Marquetta Johnson and Jeff Mather, Atlanta-based teaching artists
Marquetta Johnson and Jeff Mather, Atlanta-based teaching artists, aka “Skin & Bones.”

After this, staff worked with the kids to write down the stories they’d told; they later burned the papers and placed the ashes into the heart of a bird they’d created. “A young engineer we met volunteered to help the kids create a pulley so that the phoenix, which has a seven-foot wing span, could ‘fly,’” Mather said.

Skin & Bones sculpture
Skin & Bones kinetic environmental sculpture at the Center for Creativity, Innovation, and Discovery in Providence, Utah, by teaching artist co-coaches Jeff Mather and Marquetta Johnson, in partnership with theater artist Jerry Stropnicky.

Although the resources of these programs give students opportunities that other kids do not have, numerous school districts throughout the U.S. have raised money from foundations and businesses to supplement government allocations.

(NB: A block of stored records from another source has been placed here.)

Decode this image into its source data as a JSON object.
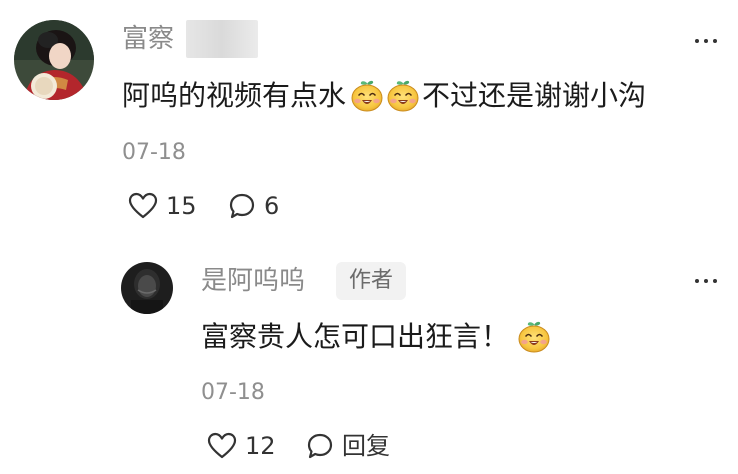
{
  "comment": {
    "username": "富察",
    "text_part1": "阿呜的视频有点水",
    "emoji": "grin-emoji",
    "text_part2": "不过还是谢谢小沟",
    "date": "07-18",
    "likes": "15",
    "replies": "6"
  },
  "reply": {
    "username": "是阿呜呜",
    "badge": "作者",
    "text": "富察贵人怎可口出狂言！",
    "emoji": "grin-emoji",
    "date": "07-18",
    "likes": "12",
    "reply_label": "回复"
  },
  "colors": {
    "username": "#8a8a8a",
    "text": "#1b1b1b",
    "date": "#8f8f8f",
    "badge_bg": "#f2f2f2",
    "emoji_yellow": "#f5c33b",
    "emoji_green": "#5ab87a"
  },
  "icons": {
    "like": "heart-outline-icon",
    "comment": "speech-bubble-icon",
    "more": "ellipsis-icon"
  }
}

In some places, PTAs and parent groups have brought in considerable sums so that nonprofit groups – including museums, cultural institutions and community-based arts activist organizations – can provide instruction to students.

Iowa-based theater artist Laura Epperson is part of the Kennedy Center’s Turnaround Arts Program, which brings programming to low-performing schools — and low-income students — in every corner of the country. But even this can be fraught. “When we’re able to go into a school once a week for the full year, we can see meaningful growth in students; but when a project is more limited, bringing us in four times during the year, it’s harder to see the impact. Arts education necessitates an investment, which means ongoing interactions with students.”

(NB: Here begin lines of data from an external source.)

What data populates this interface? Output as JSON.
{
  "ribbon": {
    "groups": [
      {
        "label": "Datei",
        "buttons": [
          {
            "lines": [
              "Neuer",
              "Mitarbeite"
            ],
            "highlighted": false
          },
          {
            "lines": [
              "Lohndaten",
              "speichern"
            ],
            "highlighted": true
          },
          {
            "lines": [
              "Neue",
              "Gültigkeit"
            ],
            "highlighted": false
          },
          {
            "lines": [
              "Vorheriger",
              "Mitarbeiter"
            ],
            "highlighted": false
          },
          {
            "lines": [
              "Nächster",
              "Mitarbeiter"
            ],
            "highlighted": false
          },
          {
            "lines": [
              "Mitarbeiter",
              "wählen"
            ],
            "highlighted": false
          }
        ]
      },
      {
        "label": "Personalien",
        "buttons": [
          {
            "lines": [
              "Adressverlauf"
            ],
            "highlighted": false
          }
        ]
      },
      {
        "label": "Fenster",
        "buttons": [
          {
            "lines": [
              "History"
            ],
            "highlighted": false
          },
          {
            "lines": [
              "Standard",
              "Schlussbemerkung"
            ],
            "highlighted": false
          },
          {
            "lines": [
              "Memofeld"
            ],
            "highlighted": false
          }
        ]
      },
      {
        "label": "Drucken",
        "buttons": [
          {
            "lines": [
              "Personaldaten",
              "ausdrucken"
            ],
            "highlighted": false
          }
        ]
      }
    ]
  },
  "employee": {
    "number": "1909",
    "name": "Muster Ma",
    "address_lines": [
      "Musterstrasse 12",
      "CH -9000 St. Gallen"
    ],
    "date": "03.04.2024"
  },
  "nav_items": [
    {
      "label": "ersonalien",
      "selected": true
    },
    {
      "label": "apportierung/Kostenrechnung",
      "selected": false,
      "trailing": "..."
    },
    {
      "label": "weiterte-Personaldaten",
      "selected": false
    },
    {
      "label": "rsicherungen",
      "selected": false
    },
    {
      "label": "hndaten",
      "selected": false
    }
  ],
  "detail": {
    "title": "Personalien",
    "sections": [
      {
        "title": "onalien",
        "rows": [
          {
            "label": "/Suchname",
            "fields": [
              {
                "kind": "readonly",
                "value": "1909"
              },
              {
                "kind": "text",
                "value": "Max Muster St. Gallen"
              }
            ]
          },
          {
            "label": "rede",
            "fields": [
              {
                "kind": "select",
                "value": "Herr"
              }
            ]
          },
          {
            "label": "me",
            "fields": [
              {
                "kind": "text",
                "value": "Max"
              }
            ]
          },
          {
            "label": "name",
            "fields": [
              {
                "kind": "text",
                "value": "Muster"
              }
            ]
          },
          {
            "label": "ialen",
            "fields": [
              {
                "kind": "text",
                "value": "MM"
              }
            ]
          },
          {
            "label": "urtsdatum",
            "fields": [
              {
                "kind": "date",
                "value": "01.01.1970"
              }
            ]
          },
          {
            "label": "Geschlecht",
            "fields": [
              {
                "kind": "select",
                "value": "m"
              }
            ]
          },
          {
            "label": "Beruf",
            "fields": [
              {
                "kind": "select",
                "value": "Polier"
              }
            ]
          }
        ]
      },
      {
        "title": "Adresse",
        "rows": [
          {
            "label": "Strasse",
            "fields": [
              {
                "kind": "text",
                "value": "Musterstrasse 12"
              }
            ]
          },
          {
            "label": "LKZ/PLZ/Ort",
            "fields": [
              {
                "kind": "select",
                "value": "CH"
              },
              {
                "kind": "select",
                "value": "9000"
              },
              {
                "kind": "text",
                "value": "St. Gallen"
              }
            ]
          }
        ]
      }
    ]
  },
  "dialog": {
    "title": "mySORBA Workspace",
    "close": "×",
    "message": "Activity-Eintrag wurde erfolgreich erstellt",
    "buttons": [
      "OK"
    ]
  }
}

Despite this, Epperson knows that arts education can have a profound impact. “In one school, the teacher was doing a class about Christopher Columbus, and as an activity she asked the students to think about what they might have felt if Columbus had arrived on the land their people had lived on for centuries. The assignment gave the students a way to add nuance to the story.”

As she speaks, Epperson’s enthusiasm for the work is evident. Nonetheless, she makes clear that she and other teaching artists deserve and need job stability. “You always need to be in hustle mode if you’re a teaching artist,” she said. “Being a part-time TA is right for me, but if a principal or school superintendent is not invested in this work, it means that children will not be exposed to the arts, and it means that teachers will not be able to rely on us as a resource.”

Like Epperson, Jody Drezner Alperin (Oren’s mom) has a long track record as a teaching artist. As the co-founder of the Off The Page Theater program, she has brought workshops into public schools throughout New York City. “Schools are under ridiculous pressure to do a long list of things and many are reluctant to add teaching artists to what they’re already doing. But this can be detrimental, especially if there is little to no arts education offered,” she told Truthout. “In one of the Brooklyn schools we worked in, the students adapted Jason Reynolds’s novel, All American Boys, for the stage. The story is about police brutality, and one of the students spoke passionately, stating that the play should make the audience uncomfortable.”

Like other arts educators, Drezner Alperin is adamant about the value of the arts. Exposure to dance, theater, music, the visual arts and creative writing, she said, helps students find their place in the community. “Students don’t learn this from having more police in schools,” she said. “The arts should be on par with math, English and science. We should not have to fight for their inclusion every single year.”